Healthy birds produce sufficient butyrate in their caeca to maintain gut integrity. This is not influenced by the parent stock. In an immature microbiome, or simply when feed intake is very high (broilers), the supply along the intestinal tract might not be sufficient. Those birds will benefit from additional butyrate; the benefit can be seen both in improved gut integrity and nutrient absorption. One measure of gut health, villus height, already showed improvements when only 100g Calciumbutyrate per ton of feed were added in a specific slow release encapsulation (Butipearl), see Table 1.

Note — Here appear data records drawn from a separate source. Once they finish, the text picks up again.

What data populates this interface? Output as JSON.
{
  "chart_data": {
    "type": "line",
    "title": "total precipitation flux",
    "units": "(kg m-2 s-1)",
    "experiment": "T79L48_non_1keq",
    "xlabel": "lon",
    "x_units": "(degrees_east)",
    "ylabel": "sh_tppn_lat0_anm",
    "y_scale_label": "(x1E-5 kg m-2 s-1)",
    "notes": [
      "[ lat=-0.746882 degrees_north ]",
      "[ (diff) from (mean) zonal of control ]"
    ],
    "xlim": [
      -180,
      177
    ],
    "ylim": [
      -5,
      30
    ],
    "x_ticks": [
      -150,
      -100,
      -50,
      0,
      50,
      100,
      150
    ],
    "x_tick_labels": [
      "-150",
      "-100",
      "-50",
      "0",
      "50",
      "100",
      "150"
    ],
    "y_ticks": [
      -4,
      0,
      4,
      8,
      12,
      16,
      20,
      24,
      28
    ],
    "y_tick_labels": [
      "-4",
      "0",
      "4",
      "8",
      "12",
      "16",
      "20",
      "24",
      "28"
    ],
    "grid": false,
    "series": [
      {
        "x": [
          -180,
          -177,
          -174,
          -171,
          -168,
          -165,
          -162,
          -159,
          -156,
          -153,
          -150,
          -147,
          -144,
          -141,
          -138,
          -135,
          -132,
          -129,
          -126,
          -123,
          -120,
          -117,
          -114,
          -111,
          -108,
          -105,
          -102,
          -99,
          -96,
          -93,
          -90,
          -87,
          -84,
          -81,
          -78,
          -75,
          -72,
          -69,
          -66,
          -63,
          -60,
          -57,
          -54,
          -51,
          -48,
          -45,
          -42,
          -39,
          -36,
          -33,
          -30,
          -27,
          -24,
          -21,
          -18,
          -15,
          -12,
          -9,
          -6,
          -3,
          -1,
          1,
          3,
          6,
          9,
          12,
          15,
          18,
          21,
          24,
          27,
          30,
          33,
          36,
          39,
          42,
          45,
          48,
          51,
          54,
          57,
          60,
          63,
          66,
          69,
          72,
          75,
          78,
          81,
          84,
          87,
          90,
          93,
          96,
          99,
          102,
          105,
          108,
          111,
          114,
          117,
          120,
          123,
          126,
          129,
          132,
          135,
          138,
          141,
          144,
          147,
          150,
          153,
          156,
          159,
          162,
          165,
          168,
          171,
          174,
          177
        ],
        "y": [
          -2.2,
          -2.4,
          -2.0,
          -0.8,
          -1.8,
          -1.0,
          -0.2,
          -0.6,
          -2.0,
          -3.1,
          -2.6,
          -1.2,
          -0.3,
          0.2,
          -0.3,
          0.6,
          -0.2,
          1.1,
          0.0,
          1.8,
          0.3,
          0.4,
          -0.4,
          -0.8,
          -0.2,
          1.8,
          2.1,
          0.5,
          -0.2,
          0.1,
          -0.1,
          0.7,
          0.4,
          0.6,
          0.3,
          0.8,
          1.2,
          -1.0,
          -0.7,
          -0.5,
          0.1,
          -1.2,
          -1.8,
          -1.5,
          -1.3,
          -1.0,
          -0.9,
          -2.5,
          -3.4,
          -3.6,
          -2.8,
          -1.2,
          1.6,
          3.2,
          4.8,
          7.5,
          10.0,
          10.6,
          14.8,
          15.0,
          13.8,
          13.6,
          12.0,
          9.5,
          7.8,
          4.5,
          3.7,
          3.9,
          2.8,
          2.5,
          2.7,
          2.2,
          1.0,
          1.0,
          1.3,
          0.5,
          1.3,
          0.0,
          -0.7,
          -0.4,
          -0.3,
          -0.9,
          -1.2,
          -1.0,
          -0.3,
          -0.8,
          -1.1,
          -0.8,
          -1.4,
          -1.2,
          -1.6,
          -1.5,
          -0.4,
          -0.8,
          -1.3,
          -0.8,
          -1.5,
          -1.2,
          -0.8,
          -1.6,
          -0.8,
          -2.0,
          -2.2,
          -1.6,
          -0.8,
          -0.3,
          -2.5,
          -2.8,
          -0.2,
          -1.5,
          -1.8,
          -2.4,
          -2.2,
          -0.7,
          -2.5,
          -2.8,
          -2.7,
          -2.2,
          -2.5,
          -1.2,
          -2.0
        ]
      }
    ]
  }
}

Eggs are hatched artificially in commercial production. Nonetheless the health status of the parent stock can have an influence on the quality of the chicks. While age and incubation are standard parameters to assess potential chick quality, immune parameters are neglected. Antibodies are transported from the blood of the hen into the egg yolk to provide immunity to the chick. Today we use this process to produce antigen-specific yolk antibodies for vaccinations, however the primary reason for the antibodies is to provide immunity to the chick. Stimulating IG-Y in parent stock is an exciting and new option to assure gut health in newly hatched birds. Secondly, an in-feed supplementation of newly hatched chicks with algal derived beta-glucans can concentrate and activate immune cells in the intestinal wall, preparing the chick for an intestinal pathogen before the first challenge even arrives.

Ready for challenges

Gut health is often portrayed as a challenge, but it should not be. Healthy animals are self-regulating towards a highly functional gut for nutrient absorption and pathogen control. In modern production animals and systems these controls do not always work optimally. To compensate for this, feeding a probiotic and immune modulator to the parent stock or sow is very helpful.

On gut integrity the influence of the parent stock or sow is less. This depends on sufficient internal butyrate production and distribution. Until this is established, additional slow release butyrate can be a very cost-effective way to ensure gut health. The most overlooked way to wean healthy piglets and have productive young poultry is through the mothers. Speaking to the sow or parent unit can have remarkable effects on gut health in the offspring.